A democratic state prepares for an existential battle by involving all its citizens and forging international alliances; a fascist state prepares by suppressing its opponents at home, while also attempting to forge alliances overseas; a messianic fascist state both suppresses opponents at home and makes itself a pariah abroad.
Anyone who is frightened by the picture of an Israeli leader who is viewed overseas as a "liar" and an extremist, even as he takes demonstrable delight in suppressing democracy at home, must understand the context. Israel under Benjamin Netanyahu, which is now preparing for an existential war, has made a choice. Even for the Likud, this is a revolution.
Would the destruction of the Iraqi reactor in 1981 have taken place without the Israeli-Egyptian peace process of 1977-79? It's doubtful. Prime Minister Menachem Begin began dealing with the Iraqi reactor in June 1977. There's no certainty that he opted for peace with Egypt and a promise to evacuate the entire Sinai - a promise that preceded Egyptian President Anwar Sadat's visit - solely to create the diplomatic cover that would enable him to bomb Iraq. But it is clear that Begin understood that he had a strategic obligation to forge a path toward peace and thus calm the West's fear of his extremism.
That is why he established a government with Moshe Dayan and Yigael Yadin. That is why he withdrew from Sinai. And by virtue of his famous statement, "There are judges in Jerusalem," in which he acknowledged the supremacy of the rule of law, together with the diplomatic credit he had earned, he was able to bomb Iraq despite the many opponents of the move - though with the enthusiastic support of the chief of staff and the air force commander.
And Begin was not unique. Anyone who had an in-depth conversation with Prime Minister Yitzhak Rabin in 1992 grasped what had led him into the peace process. Ever since his first term as premier, Rabin had been fine with the idea of needing a visa to visit the West Bank settlement bloc of Gush Etzion, but he had a strategic reason for this move.
In 1992, he saw Iran's nuclear program and its religious extremism as the true threat to Israel - so he adopted an orderly plan for dealing with it. The peace process was meant to convert the window of nuclear supremacy that Israel, according to foreign sources, had opened in 1971 into stabilizing agreements that would cool down regional tensions.
In the world that viewed Rabin as a strategic "friend" - which went far beyond U.S. President Bill Clinton - the power of the strategic cover he had given Israel was enormous. This cover could have enabled a transition from nuclear ambiguity to open deterrence; it could have enabled Israel to come under NATO's defensive and deterrent umbrella; and if necessary, it could have enabled Israel to attack with widespread international support.
Thus, Netanyahu isn't Churchill, but Chamberlain. Like Chamberlain, he has chosen to continue down his own path as if there were no existential threat. And for Netanyahu, who is a messianic version of Chamberlain, continuing down his own path means continuing his assault on democracy, even, or more accurately, especially to the point of destroying the Supreme Court. Thus, Jerusalem, as in the days of the Great Revolt that led to the destruction of the Second Temple, is burning the granaries of both domestic and international support.

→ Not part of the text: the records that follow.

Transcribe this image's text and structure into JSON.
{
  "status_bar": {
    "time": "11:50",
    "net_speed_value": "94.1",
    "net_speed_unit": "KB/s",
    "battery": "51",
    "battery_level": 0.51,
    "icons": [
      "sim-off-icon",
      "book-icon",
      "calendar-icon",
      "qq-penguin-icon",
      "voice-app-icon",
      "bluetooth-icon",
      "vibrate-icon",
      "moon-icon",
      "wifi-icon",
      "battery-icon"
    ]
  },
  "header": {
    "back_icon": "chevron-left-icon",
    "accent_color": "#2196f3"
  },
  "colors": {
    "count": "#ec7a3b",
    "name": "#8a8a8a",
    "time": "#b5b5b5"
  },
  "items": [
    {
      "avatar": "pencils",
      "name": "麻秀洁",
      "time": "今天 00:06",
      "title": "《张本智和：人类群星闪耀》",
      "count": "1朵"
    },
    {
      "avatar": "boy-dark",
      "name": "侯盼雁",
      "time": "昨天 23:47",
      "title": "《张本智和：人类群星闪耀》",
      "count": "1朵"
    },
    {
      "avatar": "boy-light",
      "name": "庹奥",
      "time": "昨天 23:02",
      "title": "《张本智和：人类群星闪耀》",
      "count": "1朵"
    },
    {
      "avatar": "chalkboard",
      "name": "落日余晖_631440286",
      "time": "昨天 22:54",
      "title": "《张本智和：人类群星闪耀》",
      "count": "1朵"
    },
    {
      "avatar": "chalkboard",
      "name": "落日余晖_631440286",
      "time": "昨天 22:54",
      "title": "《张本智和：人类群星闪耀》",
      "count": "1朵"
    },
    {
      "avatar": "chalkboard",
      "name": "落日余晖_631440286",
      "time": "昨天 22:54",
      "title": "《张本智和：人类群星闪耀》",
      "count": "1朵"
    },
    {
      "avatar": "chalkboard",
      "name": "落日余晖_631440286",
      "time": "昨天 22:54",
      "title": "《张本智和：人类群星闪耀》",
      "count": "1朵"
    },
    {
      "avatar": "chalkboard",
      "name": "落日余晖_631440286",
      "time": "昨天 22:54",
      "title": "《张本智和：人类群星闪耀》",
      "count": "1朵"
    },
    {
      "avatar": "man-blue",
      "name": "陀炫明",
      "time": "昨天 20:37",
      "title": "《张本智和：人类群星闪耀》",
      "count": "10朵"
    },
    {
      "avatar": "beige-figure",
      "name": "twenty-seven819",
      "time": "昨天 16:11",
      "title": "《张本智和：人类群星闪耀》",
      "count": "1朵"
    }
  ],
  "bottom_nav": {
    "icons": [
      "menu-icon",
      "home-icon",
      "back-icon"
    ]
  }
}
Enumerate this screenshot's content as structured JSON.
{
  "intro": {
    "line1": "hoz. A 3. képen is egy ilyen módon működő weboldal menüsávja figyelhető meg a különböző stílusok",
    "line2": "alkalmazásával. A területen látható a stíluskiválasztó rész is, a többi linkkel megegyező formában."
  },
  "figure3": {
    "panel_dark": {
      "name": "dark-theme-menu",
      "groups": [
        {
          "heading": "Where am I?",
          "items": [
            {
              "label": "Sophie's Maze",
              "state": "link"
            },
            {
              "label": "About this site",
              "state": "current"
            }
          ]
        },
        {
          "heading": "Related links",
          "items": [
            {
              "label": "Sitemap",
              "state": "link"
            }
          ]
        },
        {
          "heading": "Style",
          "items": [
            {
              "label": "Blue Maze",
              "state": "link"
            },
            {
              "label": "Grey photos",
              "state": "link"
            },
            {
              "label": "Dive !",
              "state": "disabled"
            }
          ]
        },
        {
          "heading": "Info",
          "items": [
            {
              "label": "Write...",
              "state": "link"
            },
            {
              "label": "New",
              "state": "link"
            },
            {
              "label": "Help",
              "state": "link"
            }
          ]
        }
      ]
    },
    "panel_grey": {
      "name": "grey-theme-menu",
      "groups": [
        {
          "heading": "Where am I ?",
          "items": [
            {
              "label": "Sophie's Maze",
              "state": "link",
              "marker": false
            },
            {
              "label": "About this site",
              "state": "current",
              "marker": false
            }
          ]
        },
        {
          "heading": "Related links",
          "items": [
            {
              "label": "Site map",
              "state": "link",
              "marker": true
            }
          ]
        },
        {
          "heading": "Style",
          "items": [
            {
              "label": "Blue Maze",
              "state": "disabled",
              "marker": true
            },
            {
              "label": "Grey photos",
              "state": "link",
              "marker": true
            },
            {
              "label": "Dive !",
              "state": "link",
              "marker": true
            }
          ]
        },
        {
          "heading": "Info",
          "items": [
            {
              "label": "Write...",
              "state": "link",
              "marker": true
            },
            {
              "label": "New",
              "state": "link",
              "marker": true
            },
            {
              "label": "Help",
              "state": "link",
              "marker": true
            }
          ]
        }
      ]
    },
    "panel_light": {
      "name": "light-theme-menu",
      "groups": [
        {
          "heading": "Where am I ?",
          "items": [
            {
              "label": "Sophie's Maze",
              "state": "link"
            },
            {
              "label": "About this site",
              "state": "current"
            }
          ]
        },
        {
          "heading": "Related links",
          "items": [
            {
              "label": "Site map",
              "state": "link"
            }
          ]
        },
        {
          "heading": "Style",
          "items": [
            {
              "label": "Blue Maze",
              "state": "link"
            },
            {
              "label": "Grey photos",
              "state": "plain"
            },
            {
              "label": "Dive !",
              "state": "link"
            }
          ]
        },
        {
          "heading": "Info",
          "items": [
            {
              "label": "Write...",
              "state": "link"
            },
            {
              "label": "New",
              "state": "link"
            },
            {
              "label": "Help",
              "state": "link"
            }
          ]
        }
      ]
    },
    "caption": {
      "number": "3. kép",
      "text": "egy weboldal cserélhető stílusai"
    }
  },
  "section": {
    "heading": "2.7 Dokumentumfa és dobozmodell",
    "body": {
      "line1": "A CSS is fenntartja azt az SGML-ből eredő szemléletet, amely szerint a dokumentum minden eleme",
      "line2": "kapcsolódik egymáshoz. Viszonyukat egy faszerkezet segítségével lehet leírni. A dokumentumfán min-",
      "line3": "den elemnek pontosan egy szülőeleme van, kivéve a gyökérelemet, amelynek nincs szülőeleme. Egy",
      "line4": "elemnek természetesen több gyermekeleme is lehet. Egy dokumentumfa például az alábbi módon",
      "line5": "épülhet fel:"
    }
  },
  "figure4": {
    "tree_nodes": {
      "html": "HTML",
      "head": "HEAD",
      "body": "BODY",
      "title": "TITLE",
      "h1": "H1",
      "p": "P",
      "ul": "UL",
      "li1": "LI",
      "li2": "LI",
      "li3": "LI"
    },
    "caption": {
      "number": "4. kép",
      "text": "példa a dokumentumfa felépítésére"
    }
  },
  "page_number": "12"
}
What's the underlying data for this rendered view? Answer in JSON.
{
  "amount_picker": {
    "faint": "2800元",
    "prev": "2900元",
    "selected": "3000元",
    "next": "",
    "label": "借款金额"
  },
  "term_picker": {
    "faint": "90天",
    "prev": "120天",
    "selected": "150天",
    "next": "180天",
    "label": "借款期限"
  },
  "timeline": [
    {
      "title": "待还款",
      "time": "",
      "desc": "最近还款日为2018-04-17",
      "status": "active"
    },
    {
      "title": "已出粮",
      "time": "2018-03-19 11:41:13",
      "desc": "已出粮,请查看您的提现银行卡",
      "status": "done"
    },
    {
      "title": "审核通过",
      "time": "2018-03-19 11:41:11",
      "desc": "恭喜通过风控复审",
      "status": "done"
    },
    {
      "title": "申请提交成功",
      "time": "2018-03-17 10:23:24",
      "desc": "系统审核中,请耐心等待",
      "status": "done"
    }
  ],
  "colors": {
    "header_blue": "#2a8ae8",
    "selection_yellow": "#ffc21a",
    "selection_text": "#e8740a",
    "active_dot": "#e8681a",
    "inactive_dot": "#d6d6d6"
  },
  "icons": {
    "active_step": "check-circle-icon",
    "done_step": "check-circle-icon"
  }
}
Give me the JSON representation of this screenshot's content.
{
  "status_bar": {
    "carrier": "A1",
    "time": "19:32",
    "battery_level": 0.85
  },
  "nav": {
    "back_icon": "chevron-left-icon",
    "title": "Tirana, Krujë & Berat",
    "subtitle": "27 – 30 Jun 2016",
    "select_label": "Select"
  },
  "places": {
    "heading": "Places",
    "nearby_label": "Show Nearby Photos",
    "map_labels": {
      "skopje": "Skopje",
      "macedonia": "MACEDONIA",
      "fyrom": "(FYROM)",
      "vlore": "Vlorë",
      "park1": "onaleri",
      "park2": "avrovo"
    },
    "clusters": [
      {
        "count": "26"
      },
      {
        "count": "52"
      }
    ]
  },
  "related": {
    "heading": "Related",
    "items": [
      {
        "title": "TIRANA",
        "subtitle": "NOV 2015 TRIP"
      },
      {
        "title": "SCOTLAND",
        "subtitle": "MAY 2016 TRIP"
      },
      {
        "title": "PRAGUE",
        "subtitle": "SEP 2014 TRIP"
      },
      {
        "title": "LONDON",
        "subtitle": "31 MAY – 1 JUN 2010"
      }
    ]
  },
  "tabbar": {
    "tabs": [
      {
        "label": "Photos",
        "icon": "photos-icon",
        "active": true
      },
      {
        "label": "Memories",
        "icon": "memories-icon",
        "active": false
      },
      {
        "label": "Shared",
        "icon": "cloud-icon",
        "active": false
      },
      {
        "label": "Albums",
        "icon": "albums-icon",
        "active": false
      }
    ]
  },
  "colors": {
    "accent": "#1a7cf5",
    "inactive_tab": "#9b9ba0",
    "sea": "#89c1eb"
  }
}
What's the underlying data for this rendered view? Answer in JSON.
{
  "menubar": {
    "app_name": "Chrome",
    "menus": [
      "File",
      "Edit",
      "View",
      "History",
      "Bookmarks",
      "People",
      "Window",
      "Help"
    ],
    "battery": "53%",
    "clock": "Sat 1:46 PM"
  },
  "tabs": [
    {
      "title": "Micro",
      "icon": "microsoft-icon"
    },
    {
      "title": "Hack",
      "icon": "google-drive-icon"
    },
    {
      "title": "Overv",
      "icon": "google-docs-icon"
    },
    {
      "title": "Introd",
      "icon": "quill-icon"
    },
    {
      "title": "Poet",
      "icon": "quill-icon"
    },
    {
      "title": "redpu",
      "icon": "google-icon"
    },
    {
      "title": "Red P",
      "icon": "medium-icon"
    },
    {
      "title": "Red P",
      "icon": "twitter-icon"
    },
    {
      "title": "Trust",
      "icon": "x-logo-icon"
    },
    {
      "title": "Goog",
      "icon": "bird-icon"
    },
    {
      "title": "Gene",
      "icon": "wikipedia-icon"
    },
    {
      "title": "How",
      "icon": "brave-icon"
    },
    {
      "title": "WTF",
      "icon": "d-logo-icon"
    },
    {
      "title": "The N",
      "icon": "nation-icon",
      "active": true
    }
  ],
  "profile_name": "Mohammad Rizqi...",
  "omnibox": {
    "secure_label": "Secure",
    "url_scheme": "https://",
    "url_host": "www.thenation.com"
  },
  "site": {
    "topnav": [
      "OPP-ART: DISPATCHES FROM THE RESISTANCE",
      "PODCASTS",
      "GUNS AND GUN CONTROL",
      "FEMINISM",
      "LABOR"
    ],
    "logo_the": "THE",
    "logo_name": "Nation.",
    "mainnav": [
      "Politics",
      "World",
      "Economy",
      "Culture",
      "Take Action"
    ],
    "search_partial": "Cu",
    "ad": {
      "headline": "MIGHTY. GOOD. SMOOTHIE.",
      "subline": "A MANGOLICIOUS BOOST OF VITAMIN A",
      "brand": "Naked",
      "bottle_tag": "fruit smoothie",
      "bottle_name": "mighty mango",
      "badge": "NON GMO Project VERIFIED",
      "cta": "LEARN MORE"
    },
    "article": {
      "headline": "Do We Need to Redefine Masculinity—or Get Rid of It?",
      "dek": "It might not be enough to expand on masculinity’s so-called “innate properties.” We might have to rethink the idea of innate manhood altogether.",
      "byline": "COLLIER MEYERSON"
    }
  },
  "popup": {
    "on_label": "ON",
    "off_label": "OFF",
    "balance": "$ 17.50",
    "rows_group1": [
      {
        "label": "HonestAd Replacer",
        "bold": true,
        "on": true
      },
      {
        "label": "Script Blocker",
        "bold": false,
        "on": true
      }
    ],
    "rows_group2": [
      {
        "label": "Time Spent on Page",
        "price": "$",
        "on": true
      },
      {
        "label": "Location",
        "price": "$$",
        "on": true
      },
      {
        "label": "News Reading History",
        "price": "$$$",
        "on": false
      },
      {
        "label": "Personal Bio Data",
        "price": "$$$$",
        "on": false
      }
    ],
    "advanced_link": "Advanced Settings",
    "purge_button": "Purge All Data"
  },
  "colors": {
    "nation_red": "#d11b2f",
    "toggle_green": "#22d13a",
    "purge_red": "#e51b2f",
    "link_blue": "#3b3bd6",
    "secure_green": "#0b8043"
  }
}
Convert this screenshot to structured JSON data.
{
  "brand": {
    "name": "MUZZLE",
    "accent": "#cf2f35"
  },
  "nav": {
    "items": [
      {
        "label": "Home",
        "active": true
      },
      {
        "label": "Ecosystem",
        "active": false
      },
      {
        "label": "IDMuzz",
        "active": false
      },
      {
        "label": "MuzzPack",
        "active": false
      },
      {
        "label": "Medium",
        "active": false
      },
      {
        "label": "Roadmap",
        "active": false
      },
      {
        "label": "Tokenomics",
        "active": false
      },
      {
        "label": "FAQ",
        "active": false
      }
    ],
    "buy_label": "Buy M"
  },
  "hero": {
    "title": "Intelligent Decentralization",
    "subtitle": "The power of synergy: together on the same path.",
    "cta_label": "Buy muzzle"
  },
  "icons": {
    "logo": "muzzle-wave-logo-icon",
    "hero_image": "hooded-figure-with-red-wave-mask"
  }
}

The crown jewel of this anti-democratic wave has disguised itself as a mere technical matter. But changing the composition of the Judicial Appointments Committee is not technical in the least. In Israel, which has no constitution, where the legislature functions as an arm of the executive, and where parts of the media have been conquered by the government, the independence of the legal system is the last remaining barrier. Once politicians, by means of these maneuvers, have gained control of the court, the last remnants of Israeli democracy will be gone.
The fascist majority that is taking over will then have the power to carry out additional maneuvers before the elections - once again, practically overnight. It will, for instance, be able to prevent an Arab party from running, so that the Arabs will boycott the elections, and also to allow overseas Jews to vote, all without any real judicial review. These minor technical changes will ensure a fascist, messianic right-wing majority for all eternity.
This, therefore, is the test for ministers Dan Meridor, Benny Begin, Ehud Barak and Gideon Sa'ar, and, above all, for Knesset Speaker Reuven Rivlin, who seems as if he is enabling and even pushing this putsch against the court. All the shock that Rivlin and his colleagues have voiced about the Knesset's anti-democratic legislation isn't worth a red cent. Anyone who facilitates the political destruction of that last remnant of democracy, the Supreme Court - and especially at such a fateful moment - is launching an assault on Israel. The rest of these atrocious laws are mere bagatelles. Control of the court is what matters.
Israel is thus being led into its confrontation with Iran not by the world's "friend," but by someone who has made himself loathed both in Israel and abroad as an anti-democratic "liar." Chamberlain was tossed out by his colleagues at the last minute, once his strategic error became clear. If Israel wants to continue existing, Netanyahu must suffer a similar fate - and he must be toppled before the clouds clear.